The publication, produced alongside Jewish LGBT charity KeshetUK, added: “Like any other personal information, any information about staff or pupil sexuality or gender identity should be treated as confidential. Unless there is a risk of harm, this should not be disclosed to anyone, including their parents.
“Making a pupil’s parents aware of their child’s sexuality and gender identity can itself be a safeguarding risk, particularly as the school cannot know how parents or carers might react.” If a pupil said they were at risk of harm through the reaction of others, the “safeguarding lead” should be informed, it said.
It also discussed training staff on what to do if a child “came out” to them, adding they should not disclose it to anyone — “especially their family or teachers who they may not wish to tell”.
A report by the Policy Exchange found that schools were routinely not informing parents when a child was questioning their gender. It said: “The law and the safeguarding principles based upon it is very clear: unless the contrary is shown, parents should always be involved with regard to a child’s welfare.”
The Telegraph yesterday reported that Tanya Carter, of Safe Schools Alliance, said that the Chief Rabbi’s advice ran counter to basic safeguarding principles. “Once again we are stunned at the poor understanding of safeguarding from people who should know better,” she told the publication. “It is the basis of safeguarding that all adults in a child’s life need to be working together for the benefit of that child.”

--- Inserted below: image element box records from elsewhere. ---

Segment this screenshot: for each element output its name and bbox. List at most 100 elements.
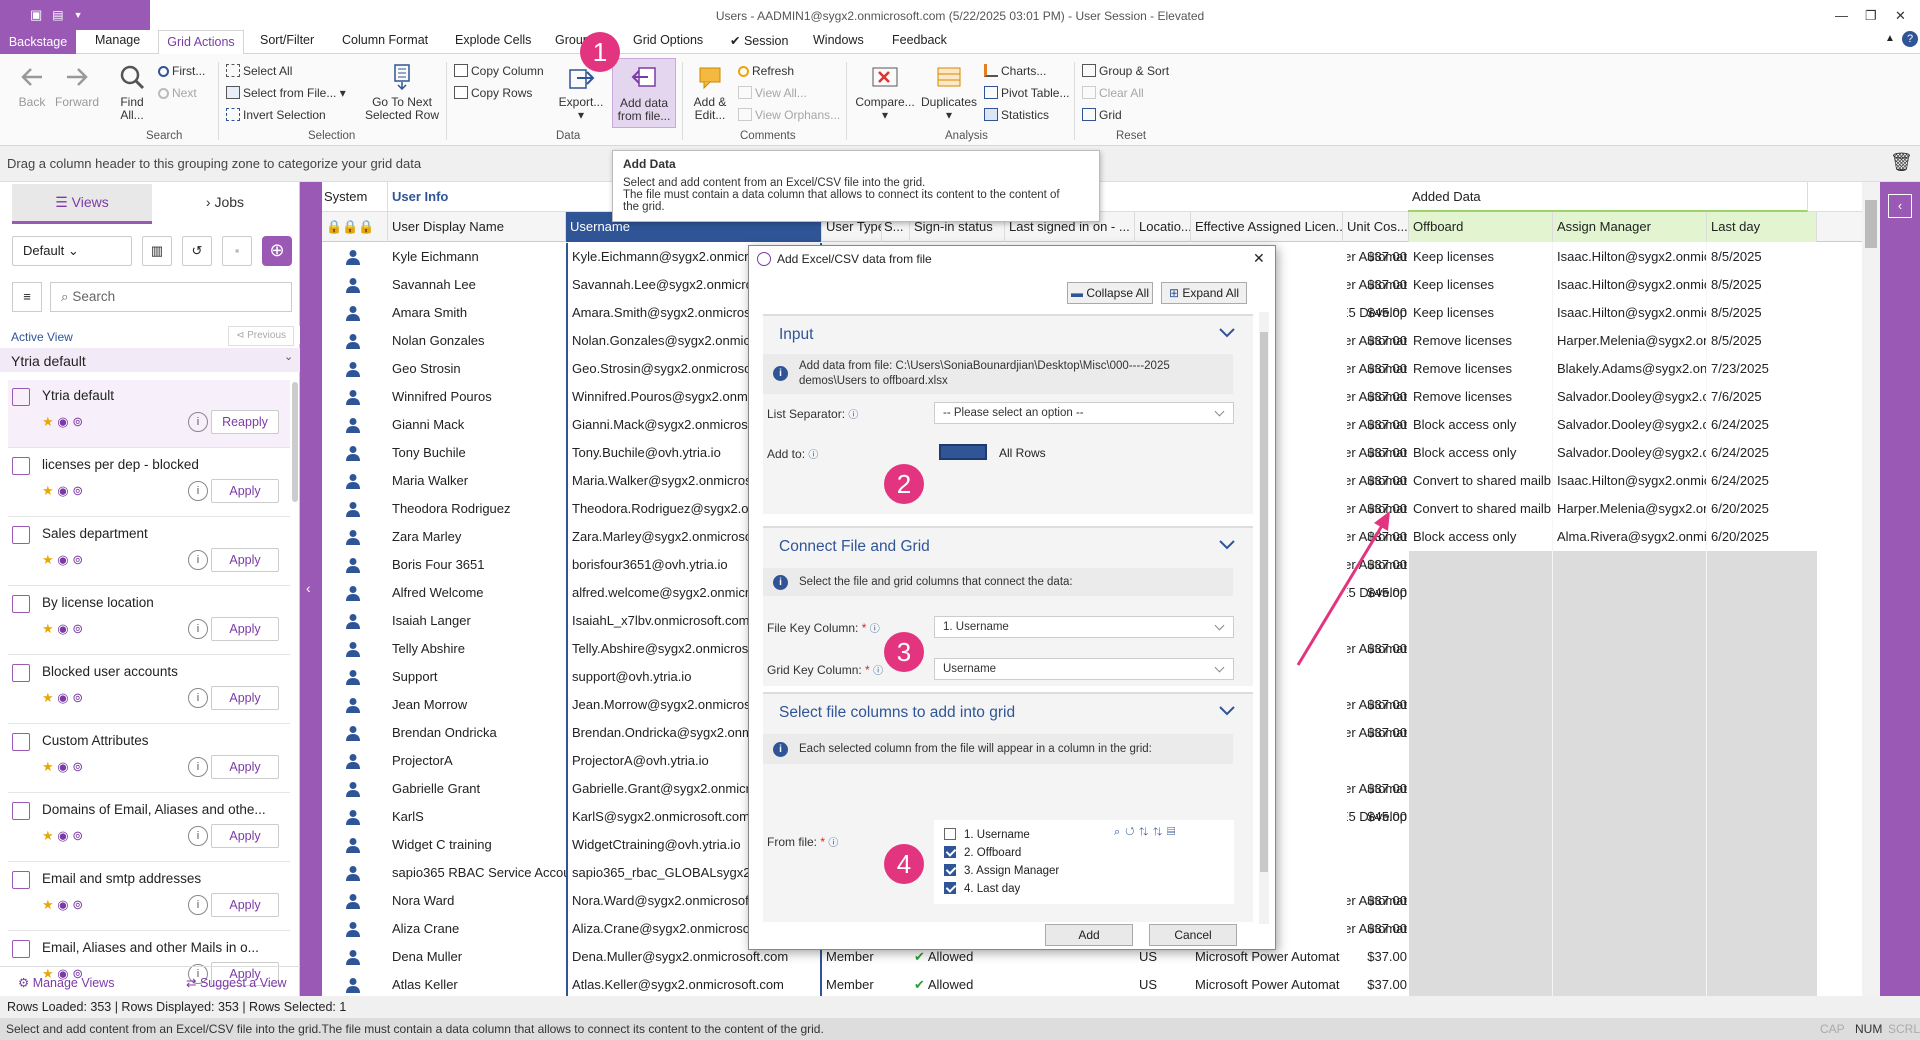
cell-last-day[interactable]: 7/6/2025 — [1707, 383, 1817, 411]
star-icon[interactable]: ★ ◉ ⊚ — [42, 759, 83, 775]
cell-last-day[interactable]: 6/20/2025 — [1707, 495, 1817, 523]
file-column-item[interactable]: 2. Offboard — [944, 846, 1021, 859]
cell-offboard[interactable]: Block access only — [1409, 439, 1553, 467]
charts-button[interactable]: Charts... — [984, 64, 1046, 78]
cell-last-day[interactable] — [1707, 579, 1817, 607]
add-view-icon[interactable]: ⊕ — [262, 236, 292, 266]
cell-last-day[interactable] — [1707, 831, 1817, 859]
cell-offboard[interactable] — [1409, 943, 1553, 971]
cell-offboard[interactable] — [1409, 971, 1553, 996]
view-item[interactable]: licenses per dep - blocked ★ ◉ ⊚ i Apply — [8, 449, 290, 517]
table-row[interactable]: Atlas Keller Atlas.Keller@sygx2.onmicroso… — [322, 971, 1862, 996]
cell-assign-manager[interactable] — [1553, 775, 1707, 803]
views-scrollbar[interactable] — [292, 382, 298, 502]
refresh-button[interactable]: Refresh — [738, 64, 794, 78]
cell-display-name[interactable]: Jean Morrow — [392, 691, 566, 719]
forward-button[interactable]: Forward — [54, 64, 100, 109]
cell-last-day[interactable] — [1707, 915, 1817, 943]
cancel-button[interactable]: Cancel — [1149, 924, 1237, 946]
cell-last-day[interactable] — [1707, 663, 1817, 691]
apply-button[interactable]: Apply — [211, 548, 279, 572]
cell-unit-cost[interactable]: $37.00 — [1343, 971, 1407, 996]
statistics-button[interactable]: Statistics — [984, 108, 1049, 122]
minimize-icon[interactable]: — — [1835, 8, 1848, 23]
group-sort-button[interactable]: Group & Sort — [1082, 64, 1169, 78]
grid-scrollbar[interactable] — [1862, 182, 1880, 996]
tab-feedback[interactable]: Feedback — [892, 33, 947, 47]
cell-assign-manager[interactable]: Isaac.Hilton@sygx2.onmic — [1553, 271, 1707, 299]
cell-assign-manager[interactable] — [1553, 971, 1707, 996]
columns-icon[interactable]: ▥ — [142, 236, 172, 266]
cell-offboard[interactable]: Keep licenses — [1409, 243, 1553, 271]
cell-assign-manager[interactable]: Isaac.Hilton@sygx2.onmic — [1553, 467, 1707, 495]
previous-button[interactable]: ⊲ Previous — [228, 326, 294, 346]
file-key-select[interactable]: 1. Username — [934, 616, 1234, 638]
add-edit-button[interactable]: Add & Edit... — [690, 64, 730, 122]
default-view-dropdown[interactable]: Default ⌄ — [12, 236, 132, 266]
cell-display-name[interactable]: Isaiah Langer — [392, 607, 566, 635]
cell-last-day[interactable] — [1707, 803, 1817, 831]
apply-button[interactable]: Apply — [211, 617, 279, 641]
cell-display-name[interactable]: Widget C training — [392, 831, 566, 859]
star-icon[interactable]: ★ ◉ ⊚ — [42, 552, 83, 568]
chevron-down-icon[interactable] — [1219, 540, 1235, 550]
cell-last-day[interactable] — [1707, 943, 1817, 971]
apply-button[interactable]: Apply — [211, 893, 279, 917]
cell-unit-cost[interactable]: $37.00 — [1343, 887, 1407, 915]
scroll-thumb[interactable] — [1865, 200, 1877, 248]
header-location[interactable]: Locatio... — [1135, 212, 1191, 242]
select-all-button[interactable]: Select All — [226, 64, 292, 78]
cell-unit-cost[interactable]: $45.00 — [1343, 299, 1407, 327]
cell-assign-manager[interactable] — [1553, 607, 1707, 635]
apply-button[interactable]: Apply — [211, 824, 279, 848]
cell-assign-manager[interactable]: Alma.Rivera@sygx2.onmi — [1553, 523, 1707, 551]
cell-username[interactable]: Atlas.Keller@sygx2.onmicrosoft.com — [566, 971, 822, 996]
back-button[interactable]: Back — [14, 64, 50, 109]
cell-offboard[interactable] — [1409, 663, 1553, 691]
tab-backstage[interactable]: Backstage — [0, 30, 76, 54]
cell-last-day[interactable] — [1707, 859, 1817, 887]
header-offboard[interactable]: Offboard — [1409, 212, 1553, 242]
cell-assign-manager[interactable]: Salvador.Dooley@sygx2.c — [1553, 439, 1707, 467]
cell-offboard[interactable] — [1409, 915, 1553, 943]
restore-icon[interactable]: ❐ — [1865, 8, 1877, 24]
cell-offboard[interactable] — [1409, 859, 1553, 887]
cell-signin[interactable]: ✔ Allowed — [914, 971, 1004, 996]
cell-last-day[interactable] — [1707, 775, 1817, 803]
cell-offboard[interactable]: Remove licenses — [1409, 327, 1553, 355]
cell-last-day[interactable]: 8/5/2025 — [1707, 299, 1817, 327]
cell-display-name[interactable]: Maria Walker — [392, 467, 566, 495]
cell-unit-cost[interactable]: $37.00 — [1343, 271, 1407, 299]
cell-assign-manager[interactable] — [1553, 915, 1707, 943]
cell-location[interactable]: US — [1139, 971, 1189, 996]
cell-offboard[interactable]: Keep licenses — [1409, 271, 1553, 299]
add-button[interactable]: Add — [1045, 924, 1133, 946]
cell-offboard[interactable] — [1409, 775, 1553, 803]
cell-offboard[interactable] — [1409, 635, 1553, 663]
cell-assign-manager[interactable] — [1553, 831, 1707, 859]
cell-display-name[interactable]: Boris Four 3651 — [392, 551, 566, 579]
copy-rows-button[interactable]: Copy Rows — [454, 86, 532, 100]
cell-unit-cost[interactable]: $37.00 — [1343, 467, 1407, 495]
header-last-day[interactable]: Last day — [1707, 212, 1817, 242]
manage-views-link[interactable]: ⚙ Manage Views — [18, 975, 114, 990]
clear-all-button[interactable]: Clear All — [1082, 86, 1144, 100]
cell-offboard[interactable] — [1409, 747, 1553, 775]
view-item[interactable]: Custom Attributes ★ ◉ ⊚ i Apply — [8, 725, 290, 793]
cell-display-name[interactable]: KarlS — [392, 803, 566, 831]
collapse-left-icon[interactable]: ‹ — [306, 580, 311, 596]
cell-offboard[interactable]: Block access only — [1409, 523, 1553, 551]
cell-assign-manager[interactable]: Salvador.Dooley@sygx2.c — [1553, 383, 1707, 411]
list-separator-select[interactable]: -- Please select an option -- — [934, 402, 1234, 424]
cell-last-day[interactable] — [1707, 887, 1817, 915]
cell-display-name[interactable]: Atlas Keller — [392, 971, 566, 996]
star-icon[interactable]: ★ ◉ ⊚ — [42, 414, 83, 430]
cell-display-name[interactable]: Dena Muller — [392, 943, 566, 971]
info-icon[interactable]: i — [188, 619, 208, 639]
cell-offboard[interactable]: Remove licenses — [1409, 383, 1553, 411]
collapse-all-button[interactable]: ▬ Collapse All — [1067, 282, 1153, 304]
cell-unit-cost[interactable] — [1343, 747, 1407, 775]
expand-all-button[interactable]: ⊞ Expand All — [1161, 282, 1247, 304]
cell-display-name[interactable]: ProjectorA — [392, 747, 566, 775]
cell-assign-manager[interactable]: Salvador.Dooley@sygx2.c — [1553, 411, 1707, 439]
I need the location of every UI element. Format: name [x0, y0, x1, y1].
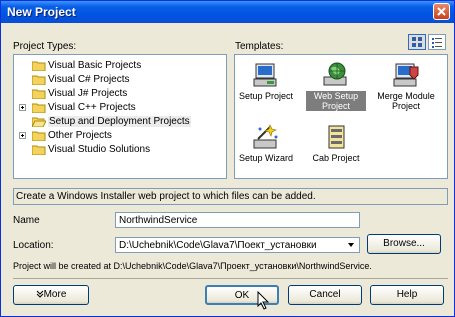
tree-item-other-projects[interactable]: Other Projects: [14, 129, 224, 143]
location-combobox[interactable]: D:\Uchebnik\Code\Glava7\Поект_установки: [115, 237, 360, 253]
project-path-info: Project will be created at D:\Uchebnik\C…: [13, 261, 372, 271]
tree-item-visual-cpp[interactable]: Visual C++ Projects: [14, 101, 224, 115]
window-title: New Project: [7, 5, 76, 19]
template-setup-wizard[interactable]: Setup Wizard: [236, 123, 296, 163]
expand-icon[interactable]: [19, 132, 26, 139]
templates-label: Templates:: [235, 41, 284, 52]
separator: [13, 278, 448, 279]
name-label: Name: [13, 215, 40, 226]
template-label: Cab Project: [312, 153, 360, 163]
tree-item-label: Setup and Deployment Projects: [48, 116, 191, 127]
location-value: D:\Uchebnik\Code\Glava7\Поект_установки: [119, 240, 317, 251]
tree-item-visual-jsharp[interactable]: Visual J# Projects: [14, 87, 224, 101]
tree-item-setup-deployment[interactable]: Setup and Deployment Projects: [14, 115, 224, 129]
folder-icon: [32, 61, 46, 71]
location-label: Location:: [13, 240, 54, 251]
project-types-label: Project Types:: [13, 41, 77, 52]
folder-icon: [32, 103, 46, 113]
mouse-cursor-icon: [257, 291, 270, 310]
template-web-setup-project[interactable]: Web Setup Project: [306, 61, 366, 111]
more-button[interactable]: More: [13, 285, 89, 305]
template-setup-project[interactable]: Setup Project: [236, 61, 296, 101]
folder-icon: [32, 75, 46, 85]
browse-button[interactable]: Browse...: [367, 234, 441, 254]
more-label: More: [43, 289, 67, 300]
template-description: Create a Windows Installer web project t…: [13, 188, 448, 205]
setup-project-icon: [253, 63, 277, 87]
tree-item-vs-solutions[interactable]: Visual Studio Solutions: [14, 143, 224, 157]
folder-icon: [32, 89, 46, 99]
tree-item-label: Other Projects: [48, 130, 112, 141]
folder-icon: [32, 145, 46, 155]
templates-list[interactable]: Setup Project Web Setup Project Merge Mo…: [234, 54, 448, 179]
setup-wizard-icon: [253, 124, 278, 149]
dropdown-button[interactable]: [344, 239, 358, 251]
double-chevron-down-icon: [36, 290, 43, 298]
description-text: Create a Windows Installer web project t…: [16, 191, 316, 202]
name-value: NorthwindService: [119, 215, 198, 226]
expand-icon[interactable]: [19, 104, 26, 111]
large-icons-icon: [412, 37, 422, 47]
large-icons-view-button[interactable]: [408, 34, 426, 50]
template-label: Setup Project: [238, 91, 294, 101]
name-field[interactable]: NorthwindService: [115, 212, 360, 228]
chevron-down-icon: [348, 243, 354, 247]
open-folder-icon: [32, 117, 46, 127]
list-view-icon: [432, 38, 442, 48]
tree-item-label: Visual C# Projects: [48, 74, 130, 85]
cab-project-icon: [328, 125, 345, 149]
tree-item-label: Visual C++ Projects: [48, 102, 136, 113]
merge-module-project-icon: [393, 63, 419, 87]
title-bar: New Project: [1, 1, 454, 23]
tree-item-visual-csharp[interactable]: Visual C# Projects: [14, 73, 224, 87]
template-label: Setup Wizard: [238, 153, 294, 163]
template-label: Web Setup Project: [306, 91, 366, 111]
template-cab-project[interactable]: Cab Project: [306, 123, 366, 163]
project-types-tree[interactable]: Visual Basic Projects Visual C# Projects…: [13, 54, 227, 179]
template-label: Merge Module Project: [377, 91, 435, 111]
web-setup-project-icon: [323, 62, 347, 86]
template-merge-module-project[interactable]: Merge Module Project: [376, 61, 436, 111]
cancel-button[interactable]: Cancel: [288, 285, 362, 305]
help-button[interactable]: Help: [370, 285, 444, 305]
tree-item-label: Visual Studio Solutions: [48, 144, 151, 155]
tree-item-visual-basic[interactable]: Visual Basic Projects: [14, 59, 224, 73]
tree-item-label: Visual Basic Projects: [48, 60, 142, 71]
tree-item-label: Visual J# Projects: [48, 88, 128, 99]
list-view-button[interactable]: [428, 34, 446, 50]
close-icon: [437, 7, 446, 16]
folder-icon: [32, 131, 46, 141]
close-button[interactable]: [433, 3, 450, 20]
new-project-dialog: New Project Project Types: Templates: Vi…: [0, 0, 455, 317]
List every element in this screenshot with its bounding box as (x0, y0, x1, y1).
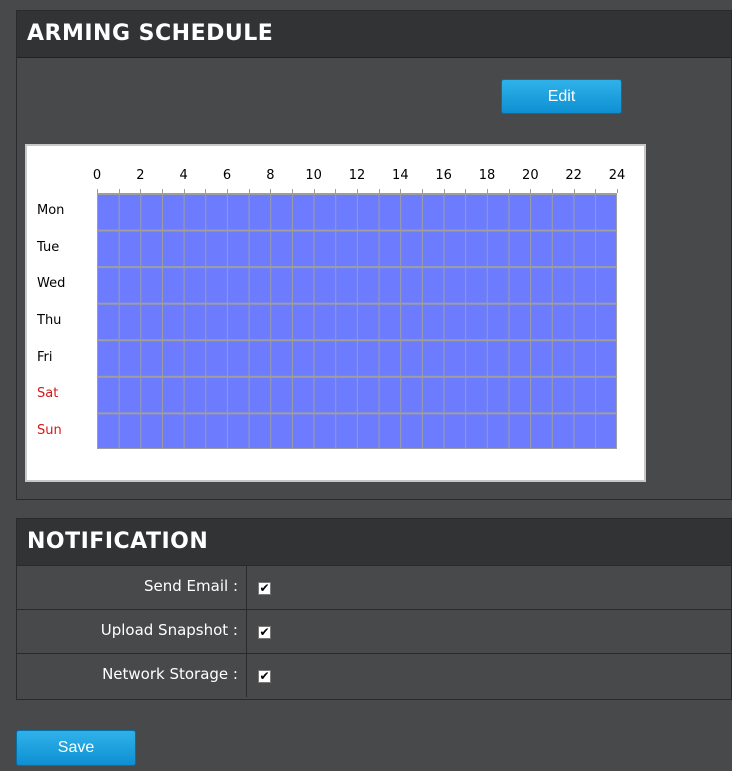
day-label-thu: Thu (37, 313, 62, 328)
notification-panel: NOTIFICATION Send Email : ✔ Upload Snapsho… (16, 518, 732, 700)
notification-title: NOTIFICATION (17, 519, 731, 566)
day-label-tue: Tue (37, 239, 60, 255)
hour-label: 24 (608, 168, 626, 183)
hour-tick (617, 189, 618, 193)
hour-label: 6 (222, 168, 232, 183)
day-label-sat: Sat (37, 386, 59, 402)
notification-row-label: Upload Snapshot : (17, 610, 247, 653)
notification-row-label: Network Storage : (17, 654, 247, 697)
arming-schedule-panel: ARMING SCHEDULE Edit 0 2 4 6 8 10 12 14 16 18 20 22… (16, 10, 732, 500)
notification-row: Upload Snapshot : ✔ (17, 609, 731, 653)
hour-label: 20 (522, 168, 539, 183)
day-label-wed: Wed (37, 276, 66, 292)
checkbox[interactable]: ✔ (258, 670, 271, 683)
hour-label: 4 (179, 168, 188, 183)
notification-row-label: Send Email : (17, 566, 247, 609)
day-label-mon: Mon (37, 203, 65, 219)
save-button[interactable]: Save (16, 730, 136, 766)
checkbox[interactable]: ✔ (258, 582, 271, 595)
hour-label: 18 (478, 168, 496, 183)
hour-label: 12 (348, 168, 366, 183)
schedule-grid[interactable] (97, 193, 617, 449)
day-label-fri: Fri (37, 349, 53, 365)
checkbox[interactable]: ✔ (258, 626, 271, 639)
notification-row: Send Email : ✔ (17, 565, 731, 609)
hour-label: 8 (266, 168, 275, 183)
hour-label: 10 (305, 168, 322, 183)
notification-row: Network Storage : ✔ (17, 653, 731, 697)
hour-label: 14 (392, 168, 409, 183)
schedule-chart: 0 2 4 6 8 10 12 14 16 18 20 22 24 Mon Tue Wed Thu Fri Sat… (25, 144, 646, 482)
hour-label: 2 (136, 168, 145, 183)
hour-label: 16 (435, 168, 452, 183)
hour-label: 22 (565, 168, 582, 183)
edit-button[interactable]: Edit (501, 79, 622, 114)
day-label-sun: Sun (37, 422, 62, 438)
arming-schedule-title: ARMING SCHEDULE (17, 11, 731, 58)
hour-label: 0 (92, 168, 102, 183)
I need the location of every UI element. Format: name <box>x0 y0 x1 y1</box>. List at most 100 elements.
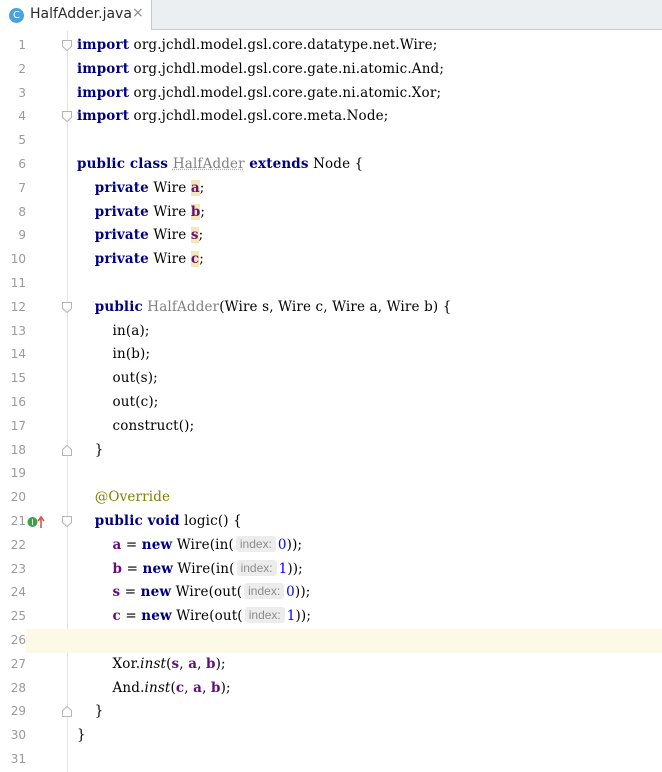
line-number: 28 <box>10 680 26 695</box>
code-line[interactable]: 13 in(a); <box>0 320 662 344</box>
code-line[interactable]: 27 Xor.inst(s, a, b); <box>0 653 662 677</box>
code-token: import <box>77 84 130 101</box>
code-token: Wire <box>148 203 191 220</box>
code-line[interactable]: 16 out(c); <box>0 391 662 415</box>
code-line[interactable]: 28 And.inst(c, a, b); <box>0 677 662 701</box>
code-editor[interactable]: 1 import org.jchdl.model.gsl.core.datatyp… <box>0 34 662 772</box>
code-token: ; <box>199 179 205 196</box>
code-line[interactable]: 19 <box>0 462 662 486</box>
code-line[interactable]: 22 a = new Wire(in(index: 0)); <box>0 534 662 558</box>
code-line[interactable]: 8 private Wire b; <box>0 201 662 225</box>
code-token: Xor. <box>77 655 141 672</box>
code-token: HalfAdder <box>172 155 245 172</box>
code-line[interactable]: 12 public HalfAdder(Wire s, Wire c, Wire… <box>0 296 662 320</box>
override-method-icon[interactable]: I <box>27 515 47 529</box>
code-text: import org.jchdl.model.gsl.core.meta.Nod… <box>77 105 388 129</box>
fold-collapse-icon[interactable] <box>62 111 72 123</box>
close-icon[interactable]: × <box>132 5 144 21</box>
code-token: import <box>77 108 130 125</box>
code-text: public class HalfAdder extends Node { <box>77 153 363 177</box>
code-token: )); <box>287 560 303 577</box>
code-line[interactable]: 29 } <box>0 700 662 724</box>
fold-collapse-icon[interactable] <box>62 515 72 527</box>
code-text: And.inst(c, a, b); <box>77 677 231 701</box>
fold-collapse-icon[interactable] <box>62 40 72 51</box>
line-number: 25 <box>10 609 26 624</box>
code-line[interactable]: 4 import org.jchdl.model.gsl.core.meta.No… <box>0 105 662 129</box>
code-line[interactable]: 14 in(b); <box>0 343 662 367</box>
code-token: Wire <box>148 251 191 268</box>
code-token: , <box>179 655 189 672</box>
code-token: in(b); <box>77 346 151 363</box>
code-token: in(a); <box>77 322 150 339</box>
code-token: import <box>77 37 130 53</box>
code-text: public void logic() { <box>77 510 242 534</box>
line-number: 27 <box>10 656 26 671</box>
line-number: 19 <box>10 466 26 481</box>
code-line[interactable]: 24 s = new Wire(out(index: 0)); <box>0 581 662 605</box>
code-line[interactable]: 1 import org.jchdl.model.gsl.core.datatyp… <box>0 34 662 58</box>
line-number: 12 <box>10 299 26 314</box>
code-token: Wire(in( <box>172 536 234 553</box>
code-token: public <box>94 298 143 315</box>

“The only exception to the rule of speaking to the parents would be if you felt that speaking to the parents would place the child in danger, in which case you need to follow your safeguarding procedures. We are really shocked by this attack on families by the Chief Rabbi.”
A spokesman for the Chief Rabbi’s Office said: “It is certainly not the case that our guidance advocates withholding important information about students’ lives from parents. Parents are unquestionably the primary guardians of their children’s welfare and it would be irresponsible for a school to regard them as anything else, unless there are specific safeguarding concerns.”
They added: “It could be harmful for a teacher to share details with a parent before the child is ready to do so. Teachers must of course communicate with parents but think carefully about how and when this is done.”